How to preserve or copy a scrapbook? Scan entire pages and print a photo book

Scrapbooks are good for preserving many things, especially when the creator has a lot of memorabilia to preserve. A scrapbook allows the creator to save together photos, greetings cards, letters and other documents.

But scrapbooks aren’t easy to duplicate. All of that memorabilia is probably one of a kind so even when the creator is able to duplicate the photos, it’s tricky to copy the documents.

That’s when scanning a scrapbook — whole page by whole page — and printing a version from the digital images not only makes it easy to share, it creates a valuable back-up, too.

This also is a useful approach to save scrapbooks and albums that are falling apart. Scanning the book avoids the tedious process of disassembling everything — and risking damage to the  photos and memorabilia — only to reassemble again.

I recently completed a project for my mother who recreated a scrapbook album of her mother made after the death of my uncle (my mother’s brother). She wanted copies of the album to share with her living brother and the widow of the deceased brother.

I used a Flip-Pal portable scanner to scan the 12-by-12-inch pages. Flip-Pal comes with software which stitches together scans of portions of a larger image.

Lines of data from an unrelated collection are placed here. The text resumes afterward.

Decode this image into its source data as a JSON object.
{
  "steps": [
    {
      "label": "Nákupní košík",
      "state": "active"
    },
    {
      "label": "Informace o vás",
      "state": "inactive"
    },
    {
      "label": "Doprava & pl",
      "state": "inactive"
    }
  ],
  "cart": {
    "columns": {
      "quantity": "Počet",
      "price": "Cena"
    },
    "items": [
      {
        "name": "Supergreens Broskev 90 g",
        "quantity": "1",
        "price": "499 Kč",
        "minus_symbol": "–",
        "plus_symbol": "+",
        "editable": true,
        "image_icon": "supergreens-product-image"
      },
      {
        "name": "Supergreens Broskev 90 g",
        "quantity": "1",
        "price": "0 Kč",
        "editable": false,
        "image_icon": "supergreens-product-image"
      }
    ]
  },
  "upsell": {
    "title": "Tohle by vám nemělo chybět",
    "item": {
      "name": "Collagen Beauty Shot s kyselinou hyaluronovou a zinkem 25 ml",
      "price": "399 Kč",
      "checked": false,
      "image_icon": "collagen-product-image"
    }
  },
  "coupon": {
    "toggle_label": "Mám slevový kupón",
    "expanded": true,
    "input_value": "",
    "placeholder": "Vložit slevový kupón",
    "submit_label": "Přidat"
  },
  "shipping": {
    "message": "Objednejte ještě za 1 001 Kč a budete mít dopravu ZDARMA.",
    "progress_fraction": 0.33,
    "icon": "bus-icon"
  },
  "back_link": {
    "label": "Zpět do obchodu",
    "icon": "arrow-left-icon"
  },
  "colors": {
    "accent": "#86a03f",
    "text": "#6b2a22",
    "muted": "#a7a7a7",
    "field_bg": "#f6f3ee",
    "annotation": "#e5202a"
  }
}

Here’s how an original scrapbook page looked:

byron photos

Each page required 12 scans with the Flip-Pal. For best quality results, I stitched together four scans at a time, then scanned the resulting parts together for a whole page. Here’s one of the partial scans of the page (all scans at 300 dpi):

byron partial

And here’s how the final, stitched image:

byron scanned page

I used these final images with Creative Memories Storybook Creator software to create a digital photo album. Each page was a single “photo” without embellishment since the image itself was a picture of an embellished scrapbook page. The digital version came together fairly quickly compared to the scanning and stitching. Naturally, there is no limit now to how many copies of the digital version can be created.

This is a particularly valuable album. The uncle for whom my grandmother created the original album died 41 years ago in the Vietnam War. In that page above, that’s my mom in the upper left corner, sitting on the couch with two of her three brothers; the one in the center died a couple of years ago and the boy on the end of the couch was the one who ultimately perished in the war.

byron letter

Among the memorabilia preserved in the album are the last letters and postcards my uncle sent to my grandparents while serving in Vietnam and the carefully typewritten letters from the U.S. Army documenting his missing-in-action status and later, his killed-in-action status.

“On 2 April 1972, at approximately 5:45 in the afternoon, while responding to an urgent call for assistance, your son’s aircraft was shot down by intense enemy fire. He and the other three crew members have been listed as missing in action. … Although all four crewmen carried survival radios, no transmissions have been received from them. I wish I could offer you more hope, but I am afraid it does not look very good, for determining Byron’s whereabouts.”

That last clause “for determining Byron’s whereabouts” was clearly added after the original message was composed as, perhaps, the commanding officer was straddling the delicate line between offering my grandparents hope and setting appropriate expectations.

All of these items are obviously one-of-kind documents of great value to my mother, her living brother and my uncle’s widow.

I’m so glad I could play a part in curating these important memories.